What came to mind wasn’t what Gavin expected, though.
“When I called down that . . . holocaust at Sundered Rock, I didn’t know what it was going to do. Not exactly. I mean, I knew it was going be bad, but . . . I came to, standing there, naked. The black just devoured everything. And that hot day turned cold. Bitter cold. Frigid. Even my brother’s body was cold. I couldn’t tell how long it had been—if I’d been unconscious on my feet for hours, or if the hell-stone magic sucked in even heat and it had only been moments.
“You know, I was the one person on that battlefield who should have understood what had happened, and I was . . . baffled. My skin was hairless in spots, but unharmed otherwise, but my clothes had disintegrated? I felt I had broken the world, like I’d cracked open an egg and something terrible had been released. But in that moment, there, among the dead . . . even the dying d
idn’t seem to moan. Or maybe I was deaf. I don’t know, but it was so still, as if a ripple of what I’d done was traveling out to infinity. Amid all that, I experienced this moment out of time, as if passing realms had locked here and the pressure had built until the earth heaved and everything fractured. Suddenly the landscape was changed, and you could only pray that the tensions had been relieved and that the aftershocks wouldn’t destroy you.

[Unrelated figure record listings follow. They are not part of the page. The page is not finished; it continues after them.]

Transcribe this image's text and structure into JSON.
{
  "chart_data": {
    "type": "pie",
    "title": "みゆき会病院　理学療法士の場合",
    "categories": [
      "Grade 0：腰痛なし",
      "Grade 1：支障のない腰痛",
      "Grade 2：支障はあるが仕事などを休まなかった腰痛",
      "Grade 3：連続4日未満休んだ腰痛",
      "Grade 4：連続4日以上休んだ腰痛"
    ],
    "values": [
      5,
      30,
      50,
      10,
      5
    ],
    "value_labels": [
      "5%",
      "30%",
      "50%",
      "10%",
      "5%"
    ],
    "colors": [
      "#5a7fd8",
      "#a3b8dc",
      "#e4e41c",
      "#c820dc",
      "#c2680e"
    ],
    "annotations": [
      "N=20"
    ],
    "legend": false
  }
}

“Something had happened that was bigger than I could even understand . . . but it had passed, and these stupid, normal, boring-ass concerns came rushing back. Like: I was naked. And I couldn’t find my friends. And first it, it, it wasn’t even that I was afraid they were all dead or that I’d killed them. I couldn’t even think that far ahead. I only knew I was lonely. After all that? After this conflagration of magic the likes of which no one had ever seen or even heard of? No one cared if some guy on the battlefield was naked and his hair didn’t look right or some shit. But I was cold, and I saw Gavin had clothes and there—at the end of the fucking world!—it made me remember this one time when we were kids.

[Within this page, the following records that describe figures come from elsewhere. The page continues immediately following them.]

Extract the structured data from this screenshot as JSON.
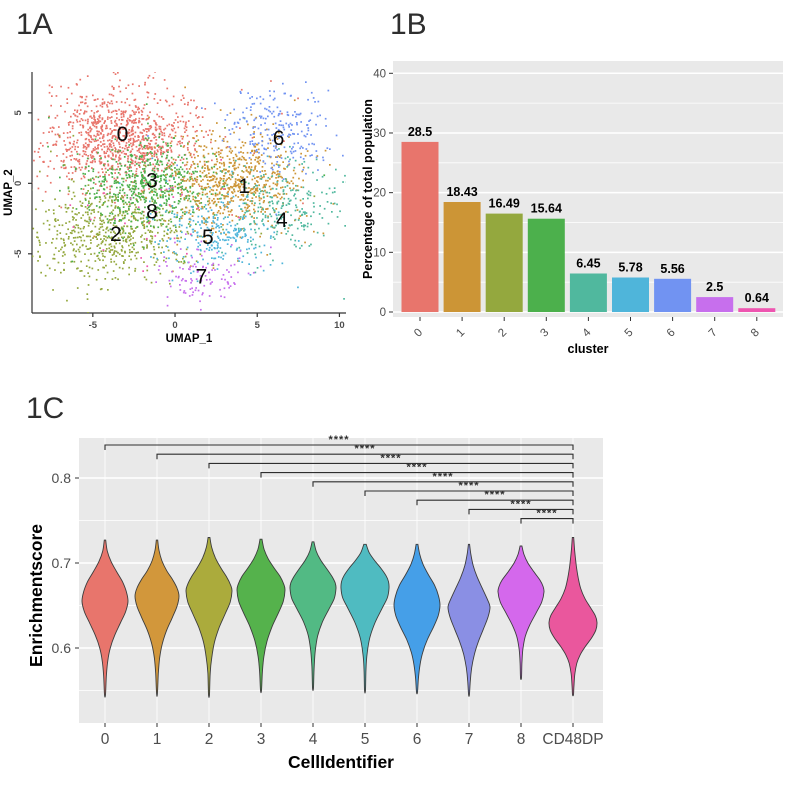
{
  "panel_labels": {
    "a": "1A",
    "b": "1B",
    "c": "1C"
  },
  "chart_data": [
    {
      "id": "umap",
      "type": "scatter",
      "xlabel": "UMAP_1",
      "ylabel": "UMAP_2",
      "xlim": [
        -8.7,
        10.4
      ],
      "ylim": [
        -9.2,
        7.9
      ],
      "xticks": [
        -5,
        0,
        5,
        10
      ],
      "yticks": [
        -5,
        0,
        5
      ],
      "grid": false,
      "point_size": 1.7,
      "clusters": [
        {
          "id": "0",
          "color": "#E8756C",
          "n": 1050,
          "cx": -3.4,
          "cy": 3.2,
          "sx": 2.3,
          "sy": 1.7,
          "lx": -3.2,
          "ly": 3.5
        },
        {
          "id": "1",
          "color": "#CC9536",
          "n": 700,
          "cx": 3.6,
          "cy": 0.1,
          "sx": 2.1,
          "sy": 1.7,
          "lx": 4.2,
          "ly": -0.2
        },
        {
          "id": "2",
          "color": "#94A83E",
          "n": 630,
          "cx": -3.9,
          "cy": -3.4,
          "sx": 2.1,
          "sy": 1.6,
          "lx": -3.6,
          "ly": -3.6
        },
        {
          "id": "3",
          "color": "#4CB04C",
          "n": 600,
          "cx": -1.6,
          "cy": -0.1,
          "sx": 1.9,
          "sy": 1.4,
          "lx": -1.4,
          "ly": 0.2
        },
        {
          "id": "4",
          "color": "#50B89E",
          "n": 260,
          "cx": 6.4,
          "cy": -1.6,
          "sx": 1.8,
          "sy": 1.5,
          "lx": 6.5,
          "ly": -2.6
        },
        {
          "id": "5",
          "color": "#4FB5DA",
          "n": 240,
          "cx": 2.3,
          "cy": -3.6,
          "sx": 1.6,
          "sy": 1.2,
          "lx": 2.0,
          "ly": -3.8
        },
        {
          "id": "6",
          "color": "#7193F2",
          "n": 230,
          "cx": 6.4,
          "cy": 3.9,
          "sx": 1.7,
          "sy": 1.4,
          "lx": 6.3,
          "ly": 3.2
        },
        {
          "id": "7",
          "color": "#C76FED",
          "n": 110,
          "cx": 1.7,
          "cy": -6.6,
          "sx": 1.4,
          "sy": 1.0,
          "lx": 1.6,
          "ly": -6.6
        },
        {
          "id": "8",
          "color": "#EE55B0",
          "n": 30,
          "cx": -1.5,
          "cy": -1.9,
          "sx": 1.9,
          "sy": 1.5,
          "lx": -1.4,
          "ly": -2.0
        }
      ],
      "draw_order": [
        0,
        2,
        3,
        1,
        4,
        6,
        5,
        7,
        8
      ]
    },
    {
      "id": "bar",
      "type": "bar",
      "title": "",
      "xlabel": "cluster",
      "ylabel": "Percentage of total population",
      "categories": [
        "0",
        "1",
        "2",
        "3",
        "4",
        "5",
        "6",
        "7",
        "8"
      ],
      "values": [
        28.5,
        18.43,
        16.49,
        15.64,
        6.45,
        5.78,
        5.56,
        2.5,
        0.64
      ],
      "value_labels": [
        "28.5",
        "18.43",
        "16.49",
        "15.64",
        "6.45",
        "5.78",
        "5.56",
        "2.5",
        "0.64"
      ],
      "colors": [
        "#E8756C",
        "#CC9536",
        "#94A83E",
        "#4CB04C",
        "#50B89E",
        "#4FB5DA",
        "#7193F2",
        "#C76FED",
        "#EE55B0"
      ],
      "yticks": [
        0,
        10,
        20,
        30,
        40
      ],
      "ylim": [
        0,
        42
      ],
      "grid": true,
      "panel_background": "#E9E9E9"
    },
    {
      "id": "violin",
      "type": "violin",
      "xlabel": "CellIdentifier",
      "ylabel": "Enrichmentscore",
      "categories": [
        "0",
        "1",
        "2",
        "3",
        "4",
        "5",
        "6",
        "7",
        "8",
        "CD48DP"
      ],
      "yticks": [
        0.6,
        0.7,
        0.8
      ],
      "yminor": [
        0.55,
        0.65,
        0.75
      ],
      "ylim": [
        0.512,
        0.847
      ],
      "grid": true,
      "panel_background": "#E9E9E9",
      "significance": {
        "label": "****",
        "pairs": [
          [
            0,
            9
          ],
          [
            1,
            9
          ],
          [
            2,
            9
          ],
          [
            3,
            9
          ],
          [
            4,
            9
          ],
          [
            5,
            9
          ],
          [
            6,
            9
          ],
          [
            7,
            9
          ],
          [
            8,
            9
          ]
        ]
      },
      "violins": [
        {
          "cat": "0",
          "color": "#E8756C",
          "hw": 23,
          "profile": [
            [
              0.727,
              0.03
            ],
            [
              0.714,
              0.1
            ],
            [
              0.702,
              0.26
            ],
            [
              0.69,
              0.5
            ],
            [
              0.678,
              0.76
            ],
            [
              0.666,
              0.93
            ],
            [
              0.655,
              1.0
            ],
            [
              0.643,
              0.9
            ],
            [
              0.63,
              0.68
            ],
            [
              0.615,
              0.42
            ],
            [
              0.6,
              0.23
            ],
            [
              0.585,
              0.12
            ],
            [
              0.568,
              0.06
            ],
            [
              0.545,
              0.02
            ]
          ]
        },
        {
          "cat": "1",
          "color": "#D2973B",
          "hw": 22,
          "profile": [
            [
              0.727,
              0.03
            ],
            [
              0.715,
              0.09
            ],
            [
              0.703,
              0.22
            ],
            [
              0.691,
              0.44
            ],
            [
              0.68,
              0.72
            ],
            [
              0.67,
              0.92
            ],
            [
              0.661,
              1.0
            ],
            [
              0.649,
              0.91
            ],
            [
              0.636,
              0.7
            ],
            [
              0.621,
              0.44
            ],
            [
              0.605,
              0.24
            ],
            [
              0.588,
              0.12
            ],
            [
              0.57,
              0.06
            ],
            [
              0.546,
              0.02
            ]
          ]
        },
        {
          "cat": "2",
          "color": "#ABAB3C",
          "hw": 23,
          "profile": [
            [
              0.73,
              0.04
            ],
            [
              0.718,
              0.12
            ],
            [
              0.706,
              0.28
            ],
            [
              0.694,
              0.52
            ],
            [
              0.683,
              0.78
            ],
            [
              0.674,
              0.94
            ],
            [
              0.667,
              1.0
            ],
            [
              0.654,
              0.92
            ],
            [
              0.64,
              0.7
            ],
            [
              0.624,
              0.44
            ],
            [
              0.607,
              0.24
            ],
            [
              0.589,
              0.12
            ],
            [
              0.57,
              0.05
            ],
            [
              0.545,
              0.02
            ]
          ]
        },
        {
          "cat": "3",
          "color": "#55B24C",
          "hw": 24,
          "profile": [
            [
              0.728,
              0.04
            ],
            [
              0.716,
              0.13
            ],
            [
              0.705,
              0.3
            ],
            [
              0.694,
              0.55
            ],
            [
              0.684,
              0.8
            ],
            [
              0.675,
              0.95
            ],
            [
              0.668,
              1.0
            ],
            [
              0.655,
              0.93
            ],
            [
              0.641,
              0.72
            ],
            [
              0.625,
              0.46
            ],
            [
              0.608,
              0.25
            ],
            [
              0.59,
              0.12
            ],
            [
              0.572,
              0.06
            ],
            [
              0.55,
              0.02
            ]
          ]
        },
        {
          "cat": "4",
          "color": "#52BA84",
          "hw": 23,
          "profile": [
            [
              0.725,
              0.04
            ],
            [
              0.714,
              0.14
            ],
            [
              0.704,
              0.32
            ],
            [
              0.694,
              0.58
            ],
            [
              0.684,
              0.83
            ],
            [
              0.677,
              0.96
            ],
            [
              0.67,
              1.0
            ],
            [
              0.658,
              0.92
            ],
            [
              0.645,
              0.68
            ],
            [
              0.63,
              0.4
            ],
            [
              0.614,
              0.2
            ],
            [
              0.597,
              0.1
            ],
            [
              0.578,
              0.05
            ],
            [
              0.553,
              0.02
            ]
          ]
        },
        {
          "cat": "5",
          "color": "#4FBBC1",
          "hw": 24,
          "profile": [
            [
              0.722,
              0.05
            ],
            [
              0.712,
              0.18
            ],
            [
              0.703,
              0.4
            ],
            [
              0.694,
              0.66
            ],
            [
              0.685,
              0.88
            ],
            [
              0.678,
              0.98
            ],
            [
              0.67,
              1.0
            ],
            [
              0.659,
              0.93
            ],
            [
              0.646,
              0.7
            ],
            [
              0.63,
              0.42
            ],
            [
              0.612,
              0.2
            ],
            [
              0.594,
              0.09
            ],
            [
              0.575,
              0.04
            ],
            [
              0.55,
              0.02
            ]
          ]
        },
        {
          "cat": "6",
          "color": "#459FE8",
          "hw": 23,
          "profile": [
            [
              0.722,
              0.04
            ],
            [
              0.71,
              0.12
            ],
            [
              0.698,
              0.27
            ],
            [
              0.686,
              0.5
            ],
            [
              0.674,
              0.76
            ],
            [
              0.661,
              0.94
            ],
            [
              0.65,
              1.0
            ],
            [
              0.638,
              0.92
            ],
            [
              0.625,
              0.72
            ],
            [
              0.61,
              0.45
            ],
            [
              0.595,
              0.25
            ],
            [
              0.58,
              0.13
            ],
            [
              0.564,
              0.06
            ],
            [
              0.548,
              0.02
            ]
          ]
        },
        {
          "cat": "7",
          "color": "#8A8FE4",
          "hw": 21,
          "profile": [
            [
              0.722,
              0.03
            ],
            [
              0.71,
              0.09
            ],
            [
              0.697,
              0.2
            ],
            [
              0.684,
              0.38
            ],
            [
              0.671,
              0.62
            ],
            [
              0.658,
              0.86
            ],
            [
              0.648,
              1.0
            ],
            [
              0.636,
              0.9
            ],
            [
              0.622,
              0.68
            ],
            [
              0.607,
              0.44
            ],
            [
              0.592,
              0.25
            ],
            [
              0.577,
              0.13
            ],
            [
              0.561,
              0.06
            ],
            [
              0.545,
              0.02
            ]
          ]
        },
        {
          "cat": "8",
          "color": "#D468EC",
          "hw": 23,
          "profile": [
            [
              0.72,
              0.04
            ],
            [
              0.71,
              0.13
            ],
            [
              0.7,
              0.3
            ],
            [
              0.69,
              0.55
            ],
            [
              0.68,
              0.82
            ],
            [
              0.673,
              0.95
            ],
            [
              0.666,
              1.0
            ],
            [
              0.654,
              0.9
            ],
            [
              0.641,
              0.65
            ],
            [
              0.627,
              0.38
            ],
            [
              0.613,
              0.18
            ],
            [
              0.598,
              0.08
            ],
            [
              0.582,
              0.04
            ],
            [
              0.565,
              0.02
            ]
          ]
        },
        {
          "cat": "CD48DP",
          "color": "#EA579D",
          "hw": 24,
          "profile": [
            [
              0.73,
              0.03
            ],
            [
              0.718,
              0.06
            ],
            [
              0.706,
              0.1
            ],
            [
              0.694,
              0.15
            ],
            [
              0.682,
              0.22
            ],
            [
              0.67,
              0.32
            ],
            [
              0.658,
              0.5
            ],
            [
              0.647,
              0.74
            ],
            [
              0.638,
              0.93
            ],
            [
              0.63,
              1.0
            ],
            [
              0.621,
              0.95
            ],
            [
              0.612,
              0.78
            ],
            [
              0.602,
              0.52
            ],
            [
              0.592,
              0.3
            ],
            [
              0.582,
              0.16
            ],
            [
              0.57,
              0.08
            ],
            [
              0.556,
              0.04
            ],
            [
              0.545,
              0.02
            ]
          ]
        }
      ]
    }
  ],
  "style": {
    "panel_bg": "#E9E9E9",
    "grid_color": "#FFFFFF",
    "tick_text_color": "#4D4D4D",
    "axis_line_color": "#333333",
    "title_text_color": "#000000",
    "violin_stroke": "#3C3C3C",
    "bracket_color": "#2E2E2E"
  }
}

“We’d stopped on one of the little islands my father owned on our way between Rath and Big Jasper and we snuck out late one night and hiked up the mountain to look for this old ruin—which we’d been forbidden to do, of course. And we’d been going for hours and there was a sudden storm, and I’d left my cloak back at my room, and I thought Gavin was going to tell me what an idiot I was. He’d even reminded me to bring it. But instead of mocking me or hitting me—” Gavin’s voice cracked suddenly. He had to clear his throat hard. “Instead Gavin . . . Gavin hugged me under one arm and gave me his cloak. He said he was too hot. The damn liar. Asked me if I’d wear it home for him.”

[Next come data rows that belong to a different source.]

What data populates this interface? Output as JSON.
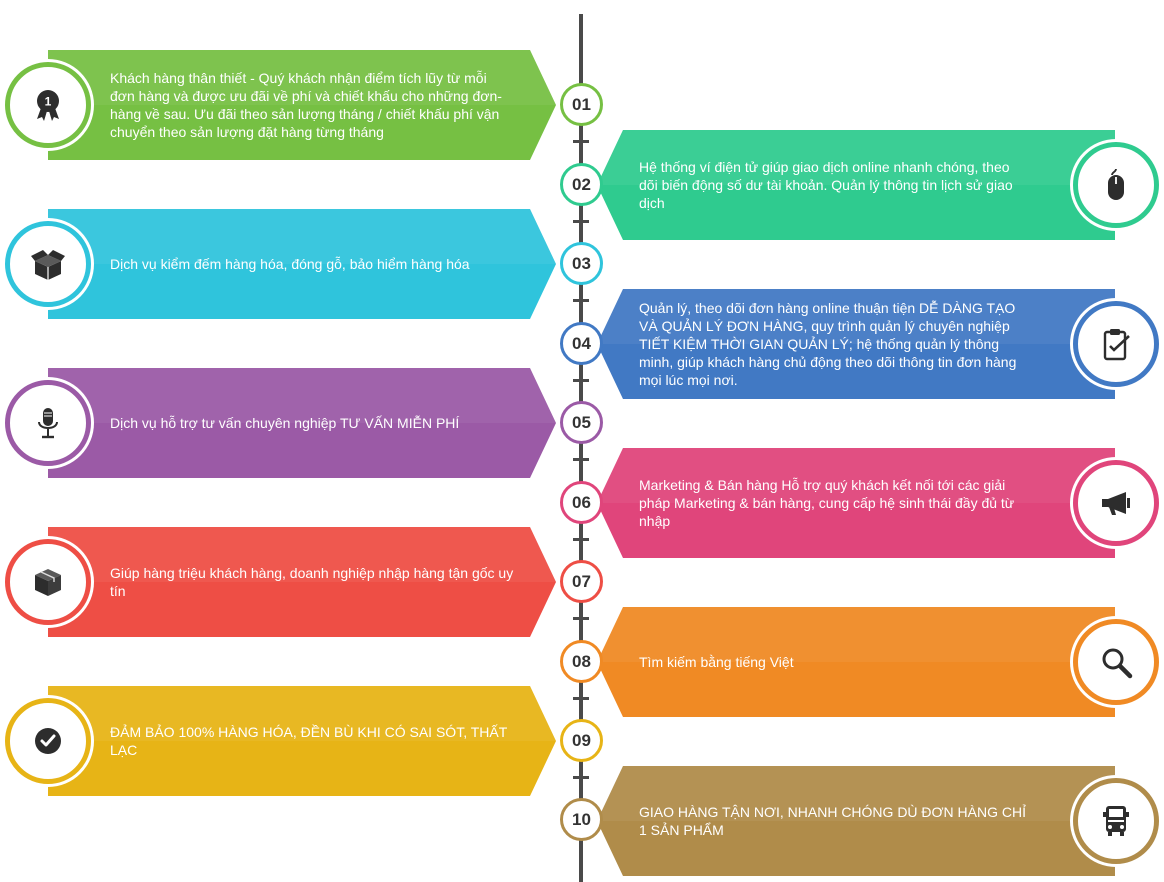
{
  "items": [
    {
      "num": "01",
      "text": "Khách hàng thân thiết - Quý khách nhận điểm tích lũy từ mỗi đơn hàng và được ưu đãi về phí và chiết khấu cho những đơn-hàng về sau. Ưu đãi theo sản lượng tháng / chiết khấu phí vận chuyển theo sản lượng đặt hàng từng tháng",
      "icon": "award-medal-icon",
      "badge": "1",
      "color": "#76c043"
    },
    {
      "num": "02",
      "text": "Hệ thống ví điện tử giúp giao dịch online nhanh chóng, theo dõi biến động số dư tài khoản. Quản lý thông tin lịch sử giao dịch",
      "icon": "mouse-icon",
      "color": "#2fcb8f"
    },
    {
      "num": "03",
      "text": "Dịch vụ kiểm đếm hàng hóa, đóng gỗ, bảo hiểm hàng hóa",
      "icon": "open-box-icon",
      "color": "#2fc4dc"
    },
    {
      "num": "04",
      "text": "Quản lý, theo dõi đơn hàng online thuận tiện DỄ DÀNG TẠO VÀ QUẢN LÝ ĐƠN HÀNG, quy trình quản lý chuyên nghiệp TIẾT KIỆM THỜI GIAN QUẢN LÝ; hệ thống quản lý thông minh, giúp khách hàng chủ động theo dõi thông tin đơn hàng mọi lúc mọi nơi.",
      "icon": "clipboard-check-icon",
      "color": "#4179c4"
    },
    {
      "num": "05",
      "text": "Dịch vụ hỗ trợ tư vấn chuyên nghiệp TƯ VẤN MIỄN PHÍ",
      "icon": "microphone-icon",
      "color": "#9b5aa6"
    },
    {
      "num": "06",
      "text": "Marketing & Bán hàng Hỗ trợ quý khách kết nối tới các giải pháp Marketing &  bán hàng, cung cấp hệ sinh thái đầy đủ từ nhập",
      "icon": "megaphone-icon",
      "color": "#e0457b"
    },
    {
      "num": "07",
      "text": "Giúp hàng triệu khách hàng, doanh nghiệp nhập hàng tận gốc uy tín",
      "icon": "package-icon",
      "color": "#ee4e45"
    },
    {
      "num": "08",
      "text": "Tìm kiếm bằng tiếng Việt",
      "icon": "search-icon",
      "color": "#f08a24"
    },
    {
      "num": "09",
      "text": "ĐẢM BẢO 100% HÀNG HÓA, ĐỀN BÙ KHI CÓ SAI SÓT, THẤT LẠC",
      "icon": "check-circle-icon",
      "color": "#e7b416"
    },
    {
      "num": "10",
      "text": "GIAO HÀNG TẬN NƠI, NHANH CHÓNG DÙ ĐƠN HÀNG CHỈ 1 SẢN PHẨM",
      "icon": "truck-icon",
      "color": "#b08c4a"
    }
  ]
}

Gavin cleared his throat, irritated. “He didn’t deserve—I mean, at Sundered Rock I was naked and stupidly embarrassed about it and he had clothes and was dead, and I, I just took them. It seemed really practical, you know? He didn’t need ’em, right? But I looked back at it, and I stripped the dead like a looter. I stripped my brother’s corpse like a grave robber. It was like I’d planned, you know, with Corvan. I mean, it was one possible outcome of like six: set a bunch of smoky red luxin on fire, come out as Gavin, take charge of his armies and pretend to be him . . . I’ve never had a plan go so flawlessly and so poorly.